TikTok Shop became available across the US last week. The social video platform has a lot to gain in retail and ad revenues, but it risks facing the same challenges Meta has had with social commerce on Instagram—users’ reluctance to actually complete purchases in app. But with sister app Douyin setting the blueprint for TikTok’s social commerce endeavors, the platform isn’t starting from scratch. Here’s a look at TikTok’s social commerce strategy and potential in five charts.
TikTok will have 33.3 million US social buyers this year, according to our forecast. That’s less than Facebook (65.7 million) and Instagram (43.0) million. Both Facebook and TikTok have 37.0% of their users making a purchase on their respective platforms.
TikTok’s next challenge is to boost its total number of social buyers: by gaining users and by converting users into buyers.
Some 68% of Gen Z adults in the US are willing to make a purchase on TikTok, putting it in line with YouTube and just behind Instagram (71%), according to Jungle Scout. While that figure is promising, it’s another place where TikTok doesn’t yet stand out over Instagram. Instagram itself has struggled with making social commerce take off, and removed its own shopping tab at the start of this year.

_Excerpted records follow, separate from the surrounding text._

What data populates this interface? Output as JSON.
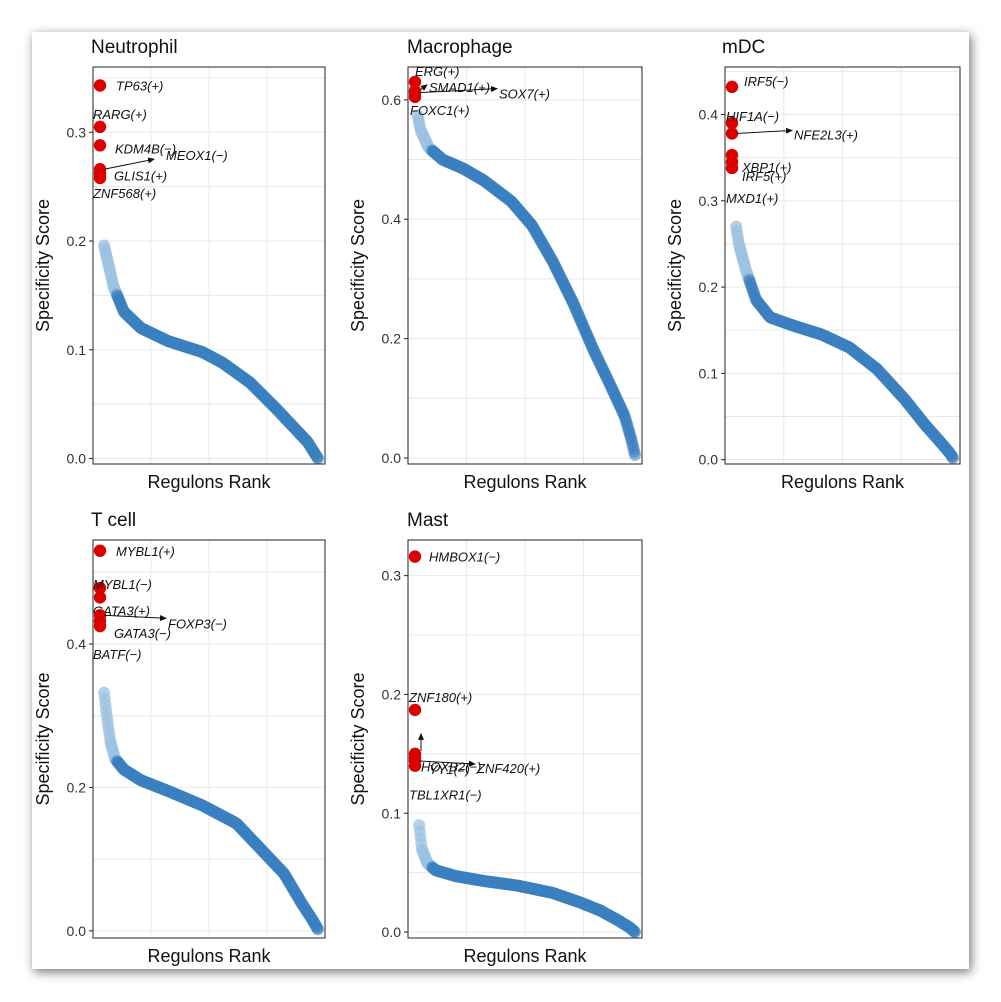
{
  "colors": {
    "regulon_point": "#3a7fbf",
    "regulon_point_light": "#9cc2e2",
    "top_point": "#dd0000",
    "grid": "#e8e8e8"
  },
  "chart_data": [
    {
      "type": "scatter",
      "title": "Neutrophil",
      "xlabel": "Regulons Rank",
      "ylabel": "Specificity Score",
      "ylim": [
        -0.005,
        0.36
      ],
      "yticks": [
        0.0,
        0.1,
        0.2,
        0.3
      ],
      "ytick_labels": [
        "0.0",
        "0.1",
        "0.2",
        "0.3"
      ],
      "grid": true,
      "n_regulons": 320,
      "curve": [
        [
          0,
          0.343
        ],
        [
          0.3,
          0.265
        ],
        [
          1,
          0.258
        ],
        [
          3,
          0.22
        ],
        [
          6,
          0.196
        ],
        [
          10,
          0.185
        ],
        [
          20,
          0.158
        ],
        [
          35,
          0.135
        ],
        [
          60,
          0.12
        ],
        [
          100,
          0.108
        ],
        [
          150,
          0.098
        ],
        [
          180,
          0.088
        ],
        [
          220,
          0.07
        ],
        [
          260,
          0.045
        ],
        [
          290,
          0.025
        ],
        [
          305,
          0.015
        ],
        [
          315,
          0.005
        ],
        [
          320,
          0.0
        ]
      ],
      "top_points": [
        {
          "label": "TP63(+)",
          "y": 0.343
        },
        {
          "label": "RARG(+)",
          "y": 0.305
        },
        {
          "label": "KDM4B(−)",
          "y": 0.288
        },
        {
          "label": "MEOX1(−)",
          "y": 0.266
        },
        {
          "label": "GLIS1(+)",
          "y": 0.262
        },
        {
          "label": "ZNF568(+)",
          "y": 0.258
        }
      ]
    },
    {
      "type": "scatter",
      "title": "Macrophage",
      "xlabel": "Regulons Rank",
      "ylabel": "Specificity Score",
      "ylim": [
        -0.01,
        0.655
      ],
      "yticks": [
        0.0,
        0.2,
        0.4,
        0.6
      ],
      "ytick_labels": [
        "0.0",
        "0.2",
        "0.4",
        "0.6"
      ],
      "grid": true,
      "n_regulons": 320,
      "curve": [
        [
          0,
          0.63
        ],
        [
          0.5,
          0.605
        ],
        [
          3,
          0.58
        ],
        [
          8,
          0.55
        ],
        [
          20,
          0.52
        ],
        [
          40,
          0.5
        ],
        [
          70,
          0.485
        ],
        [
          100,
          0.465
        ],
        [
          140,
          0.43
        ],
        [
          170,
          0.39
        ],
        [
          200,
          0.33
        ],
        [
          230,
          0.26
        ],
        [
          260,
          0.18
        ],
        [
          285,
          0.12
        ],
        [
          305,
          0.07
        ],
        [
          315,
          0.03
        ],
        [
          320,
          0.005
        ]
      ],
      "top_points": [
        {
          "label": "ERG(+)",
          "y": 0.63
        },
        {
          "label": "SMAD1(+)",
          "y": 0.615
        },
        {
          "label": "SOX7(+)",
          "y": 0.612
        },
        {
          "label": "FOXC1(+)",
          "y": 0.605
        }
      ]
    },
    {
      "type": "scatter",
      "title": "mDC",
      "xlabel": "Regulons Rank",
      "ylabel": "Specificity Score",
      "ylim": [
        -0.005,
        0.455
      ],
      "yticks": [
        0.0,
        0.1,
        0.2,
        0.3,
        0.4
      ],
      "ytick_labels": [
        "0.0",
        "0.1",
        "0.2",
        "0.3",
        "0.4"
      ],
      "grid": true,
      "n_regulons": 320,
      "curve": [
        [
          0,
          0.432
        ],
        [
          0.3,
          0.34
        ],
        [
          2,
          0.31
        ],
        [
          5,
          0.275
        ],
        [
          10,
          0.25
        ],
        [
          20,
          0.22
        ],
        [
          35,
          0.185
        ],
        [
          55,
          0.165
        ],
        [
          90,
          0.155
        ],
        [
          130,
          0.145
        ],
        [
          170,
          0.13
        ],
        [
          210,
          0.105
        ],
        [
          250,
          0.07
        ],
        [
          280,
          0.04
        ],
        [
          300,
          0.022
        ],
        [
          315,
          0.008
        ],
        [
          320,
          0.002
        ]
      ],
      "top_points": [
        {
          "label": "IRF5(−)",
          "y": 0.432
        },
        {
          "label": "HIF1A(−)",
          "y": 0.39
        },
        {
          "label": "NFE2L3(+)",
          "y": 0.378
        },
        {
          "label": "XBP1(+)",
          "y": 0.353
        },
        {
          "label": "IRF5(+)",
          "y": 0.345
        },
        {
          "label": "MXD1(+)",
          "y": 0.338
        }
      ]
    },
    {
      "type": "scatter",
      "title": "T cell",
      "xlabel": "Regulons Rank",
      "ylabel": "Specificity Score",
      "ylim": [
        -0.01,
        0.545
      ],
      "yticks": [
        0.0,
        0.2,
        0.4
      ],
      "ytick_labels": [
        "0.0",
        "0.2",
        "0.4"
      ],
      "grid": true,
      "n_regulons": 320,
      "curve": [
        [
          0,
          0.53
        ],
        [
          0.3,
          0.42
        ],
        [
          2,
          0.38
        ],
        [
          5,
          0.34
        ],
        [
          10,
          0.3
        ],
        [
          15,
          0.265
        ],
        [
          22,
          0.24
        ],
        [
          35,
          0.225
        ],
        [
          60,
          0.21
        ],
        [
          100,
          0.195
        ],
        [
          150,
          0.175
        ],
        [
          200,
          0.15
        ],
        [
          240,
          0.11
        ],
        [
          270,
          0.08
        ],
        [
          295,
          0.04
        ],
        [
          312,
          0.015
        ],
        [
          320,
          0.002
        ]
      ],
      "top_points": [
        {
          "label": "MYBL1(+)",
          "y": 0.53
        },
        {
          "label": "MYBL1(−)",
          "y": 0.478
        },
        {
          "label": "GATA3(+)",
          "y": 0.465
        },
        {
          "label": "FOXP3(−)",
          "y": 0.44
        },
        {
          "label": "GATA3(−)",
          "y": 0.432
        },
        {
          "label": "BATF(−)",
          "y": 0.425
        }
      ]
    },
    {
      "type": "scatter",
      "title": "Mast",
      "xlabel": "Regulons Rank",
      "ylabel": "Specificity Score",
      "ylim": [
        -0.005,
        0.33
      ],
      "yticks": [
        0.0,
        0.1,
        0.2,
        0.3
      ],
      "ytick_labels": [
        "0.0",
        "0.1",
        "0.2",
        "0.3"
      ],
      "grid": true,
      "n_regulons": 320,
      "curve": [
        [
          0,
          0.316
        ],
        [
          0.3,
          0.187
        ],
        [
          1,
          0.14
        ],
        [
          3,
          0.115
        ],
        [
          6,
          0.09
        ],
        [
          10,
          0.07
        ],
        [
          18,
          0.058
        ],
        [
          30,
          0.052
        ],
        [
          60,
          0.047
        ],
        [
          100,
          0.043
        ],
        [
          150,
          0.039
        ],
        [
          200,
          0.033
        ],
        [
          240,
          0.025
        ],
        [
          270,
          0.018
        ],
        [
          295,
          0.01
        ],
        [
          312,
          0.004
        ],
        [
          320,
          0.0
        ]
      ],
      "top_points": [
        {
          "label": "HMBOX1(−)",
          "y": 0.316
        },
        {
          "label": "ZNF180(+)",
          "y": 0.187
        },
        {
          "label": "YY1(−)",
          "y": 0.15
        },
        {
          "label": "HOXB2(−)",
          "y": 0.147
        },
        {
          "label": "ZNF420(+)",
          "y": 0.144
        },
        {
          "label": "TBL1XR1(−)",
          "y": 0.14
        }
      ]
    }
  ]
}
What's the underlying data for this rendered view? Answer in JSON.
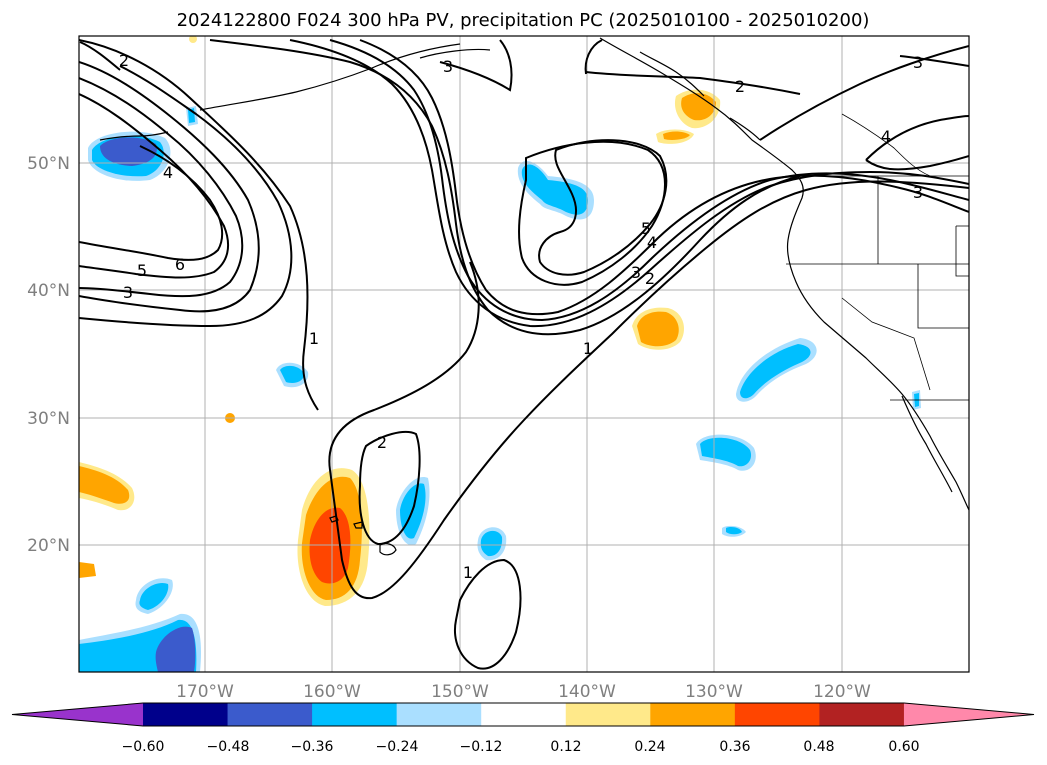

But adult TikTok users already spend way more time on TikTok (54 minutes per day) than adult Instagram users do on Instagram (33 minutes per day), according to our forecast. And with so much content being posted to TikTok every day, there’s tons of potential for new listings. TikTok will need to turn engaged users into engaged spenders.
It’s wise of TikTok to invest in Shop, because US social ad spending is not growing as quickly as influencer marketing spending is, according to our forecast. That means the platform can’t rely on massive ad revenue growth (although TikTok’s ad revenues are still growing by double digits).
Shop listings and affiliate links provide TikTok with an opportunity to capitalize on influencer marketing by being a part of that transaction. And with over 100,000 creators already using TikTok Shop’s affiliate program, creators are clearly also interested in Shop features.
Mobile commerce (mcommerce) will account for close to half (49.8%) of US ecommerce sales in 2027, we forecast. When it comes to mcommerce, TikTok’s challenger isn’t just Instagram, Facebook, and YouTube—it’s also Amazon.
Fortunately, TikTok has built its own Amazon-style flywheel consisting of media, advertising, and commerce to compete with the retail giant. That will help TikTok in its quest for a greater share of the growing mcommerce market.
TikTok’s share of US video ad spending will be 6.5% this year, putting it below YouTube’s 8.3% and well below Meta’s 30.1% share. Total US video ad spending will reach $84.14 billion this year, and while TikTok’s share is increasing, the platform has a ways to go if it wants to get to Meta’s level.
Shop opens the potential for more ad spend as brands promote listings, but TikTok will first need to get brands comfortable with using the platform for commerce rather than moving users to their own channels.